Big gay movie night(s)

Acquah Dansoh, Joanne McGee and Carol Goans hatch a matchmaking scheme in You Should Meet My Son.

Acquah Dansoh, Joanne McGee and Carol Goans hatch a matchmaking scheme in You Should Meet My Son.

Sacramento International Gay & Lesbian Film Festival, 7:30 p.m. Thursday, October 7, through Saturday, October 9. Tickets are $10 for individual nights or $25 for an all-festival pass. Crest Theatre, 1013 K Street. Visit www.siglff.org for more information.

Crest Theatre

1013 K St.
Sacramento, CA 95814

(916) 476-3356

Three nights of films with GLBT themes from all over the world and a VIP pass for the whole shebang is only $25? Yep, it’s the Sacramento International Gay & Lesbian Film Festival, running Thursday, October 7, through Saturday, October 9.
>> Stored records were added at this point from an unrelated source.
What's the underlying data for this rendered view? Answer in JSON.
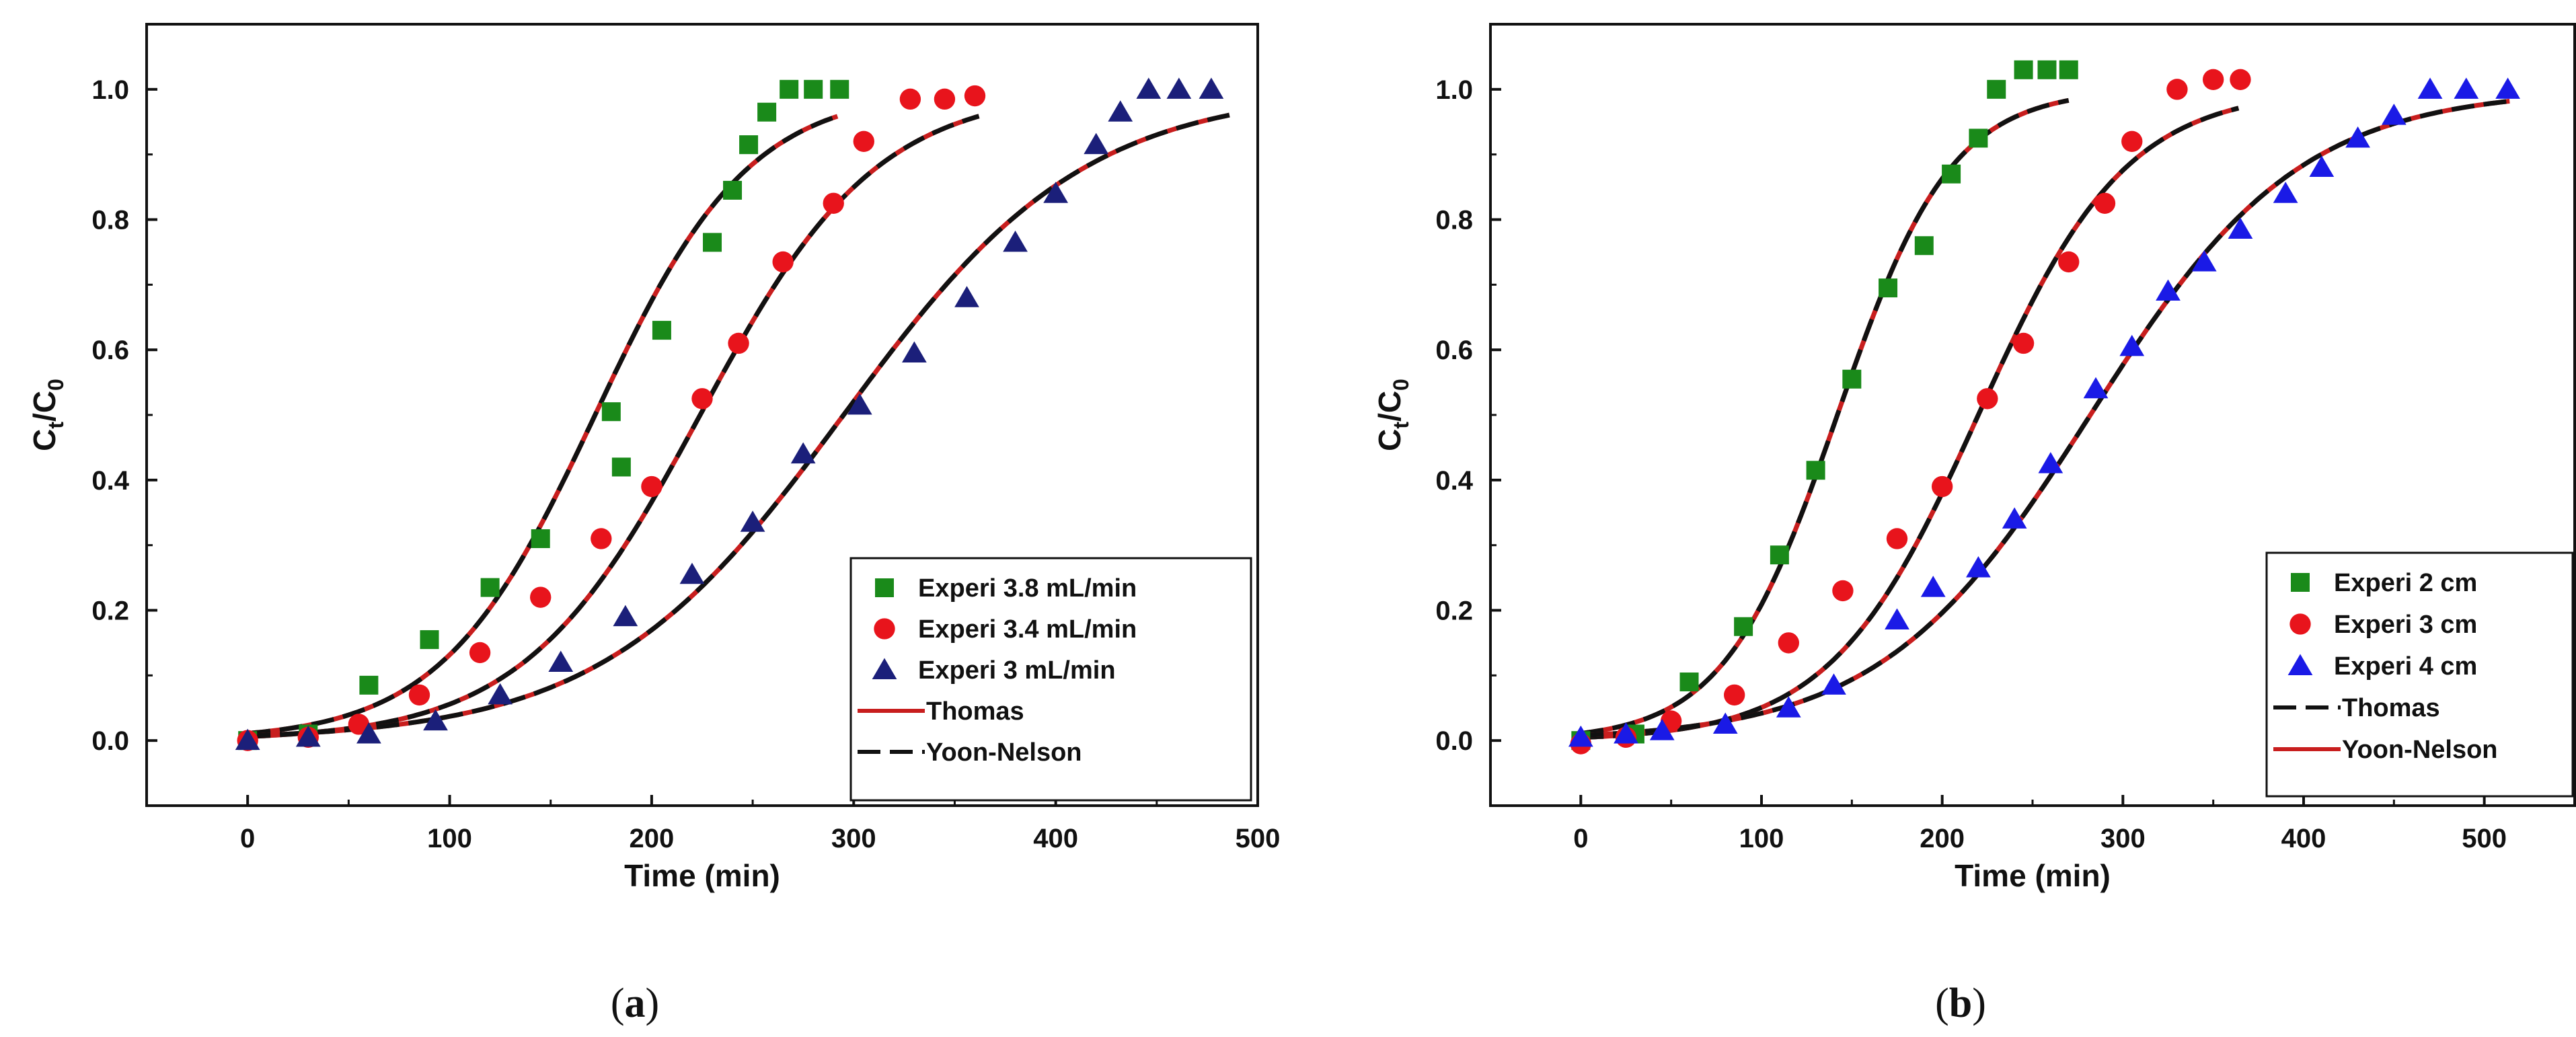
{
  "chart_data": [
    {
      "type": "scatter",
      "panel_label": "(a)",
      "xlabel": "Time (min)",
      "ylabel": "Ct/C0",
      "xlim": [
        -50,
        500
      ],
      "ylim": [
        -0.1,
        1.1
      ],
      "xticks": [
        0,
        100,
        200,
        300,
        400,
        500
      ],
      "yticks": [
        0.0,
        0.2,
        0.4,
        0.6,
        0.8,
        1.0
      ],
      "legend_position": "bottom-right",
      "series": [
        {
          "name": "Experi 3.8 mL/min",
          "marker": "square",
          "color": "#1a8a1a",
          "x": [
            0,
            30,
            60,
            90,
            120,
            145,
            180,
            185,
            205,
            230,
            240,
            248,
            257,
            268,
            280,
            293
          ],
          "y": [
            0.0,
            0.01,
            0.085,
            0.155,
            0.235,
            0.31,
            0.505,
            0.42,
            0.63,
            0.765,
            0.845,
            0.915,
            0.965,
            1.0,
            1.0,
            1.0
          ]
        },
        {
          "name": "Experi 3.4 mL/min",
          "marker": "circle",
          "color": "#e8141c",
          "x": [
            0,
            30,
            55,
            85,
            115,
            145,
            175,
            200,
            225,
            243,
            265,
            290,
            305,
            328,
            345,
            360
          ],
          "y": [
            0.0,
            0.005,
            0.025,
            0.07,
            0.135,
            0.22,
            0.31,
            0.39,
            0.525,
            0.61,
            0.735,
            0.825,
            0.92,
            0.985,
            0.985,
            0.99
          ]
        },
        {
          "name": "Experi 3 mL/min",
          "marker": "triangle",
          "color": "#1b1f7a",
          "x": [
            0,
            30,
            60,
            93,
            125,
            155,
            187,
            220,
            250,
            275,
            303,
            330,
            356,
            380,
            400,
            420,
            432,
            446,
            461,
            477
          ],
          "y": [
            0.0,
            0.005,
            0.01,
            0.03,
            0.07,
            0.12,
            0.19,
            0.255,
            0.335,
            0.44,
            0.515,
            0.595,
            0.68,
            0.765,
            0.84,
            0.915,
            0.965,
            1.0,
            1.0,
            1.0
          ]
        }
      ],
      "models": [
        {
          "name": "Thomas",
          "color": "#c81e1e",
          "dash": "solid"
        },
        {
          "name": "Yoon-Nelson",
          "color": "#111111",
          "dash": "dashed"
        }
      ],
      "model_curves": [
        {
          "k": 0.0262,
          "tau": 172,
          "x_end": 293
        },
        {
          "k": 0.0228,
          "tau": 224,
          "x_end": 362
        },
        {
          "k": 0.0167,
          "tau": 295,
          "x_end": 486
        }
      ]
    },
    {
      "type": "scatter",
      "panel_label": "(b)",
      "xlabel": "Time (min)",
      "ylabel": "Ct/C0",
      "xlim": [
        -50,
        550
      ],
      "ylim": [
        -0.1,
        1.1
      ],
      "xticks": [
        0,
        100,
        200,
        300,
        400,
        500
      ],
      "yticks": [
        0.0,
        0.2,
        0.4,
        0.6,
        0.8,
        1.0
      ],
      "legend_position": "bottom-right",
      "series": [
        {
          "name": "Experi 2 cm",
          "marker": "square",
          "color": "#1a8a1a",
          "x": [
            0,
            30,
            60,
            90,
            110,
            130,
            150,
            170,
            190,
            205,
            220,
            230,
            245,
            258,
            270
          ],
          "y": [
            0.0,
            0.01,
            0.09,
            0.175,
            0.285,
            0.415,
            0.555,
            0.695,
            0.76,
            0.87,
            0.925,
            1.0,
            1.03,
            1.03,
            1.03
          ]
        },
        {
          "name": "Experi 3 cm",
          "marker": "circle",
          "color": "#e8141c",
          "x": [
            0,
            25,
            50,
            85,
            115,
            145,
            175,
            200,
            225,
            245,
            270,
            290,
            305,
            330,
            350,
            365
          ],
          "y": [
            -0.005,
            0.005,
            0.03,
            0.07,
            0.15,
            0.23,
            0.31,
            0.39,
            0.525,
            0.61,
            0.735,
            0.825,
            0.92,
            1.0,
            1.015,
            1.015
          ]
        },
        {
          "name": "Experi 4 cm",
          "marker": "triangle",
          "color": "#1a1ae6",
          "x": [
            0,
            25,
            45,
            80,
            115,
            140,
            175,
            195,
            220,
            240,
            260,
            285,
            305,
            325,
            345,
            365,
            390,
            410,
            430,
            450,
            470,
            490,
            513
          ],
          "y": [
            0.005,
            0.01,
            0.015,
            0.025,
            0.05,
            0.085,
            0.185,
            0.235,
            0.265,
            0.34,
            0.425,
            0.54,
            0.605,
            0.69,
            0.735,
            0.785,
            0.84,
            0.88,
            0.925,
            0.96,
            1.0,
            1.0,
            1.0
          ]
        }
      ],
      "models": [
        {
          "name": "Thomas",
          "color": "#111111",
          "dash": "dashed"
        },
        {
          "name": "Yoon-Nelson",
          "color": "#c81e1e",
          "dash": "solid"
        }
      ],
      "model_curves": [
        {
          "k": 0.0317,
          "tau": 142,
          "x_end": 270
        },
        {
          "k": 0.0244,
          "tau": 220,
          "x_end": 365
        },
        {
          "k": 0.0172,
          "tau": 282,
          "x_end": 515
        }
      ]
    }
  ]
}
The Thursday program opens with two short films. Zucht (Breath), from the Netherlands, has a 12-year-old boy discovering he’s more interested in his friend Sofie’s father than he is in her. In Inflatable Swamp, from the United Kingdom, a young gay man navigates the space between sex and love. These shorts are followed by a U.S. feature film, You Should Meet My Son, which sounds like a hoot: A conservative Southern mother, upon discovering her son is gay, goes on a mission to find him the perfect husband.

The Friday program features a short by Sacramento filmmaker Jennifer Hatton, Calling Card, which looks at the butch/femme dynamic by taking a look at hands. That’s right: hands. Chained! is another short that looks at wallet chains and lesbians, and Frischluft-Therapie (Fresh Air Therapy) takes couples counseling in a claustrophobic direction as two women are trapped—with their therapist—during a power outage. Friday’s feature presentation is the very timely A Marine Story, a film by Ned Farr about the effects of “don’t ask, don’t tell” on a female officer in the Marine Corps.

Saturday is devoted to short films of all sorts from Brazil, Canada, Korea and the United States, and audience members will have a chance to vote for their favorites. Don’t miss the best chance to see GLBT films all year; it’s all that and popcorn, too.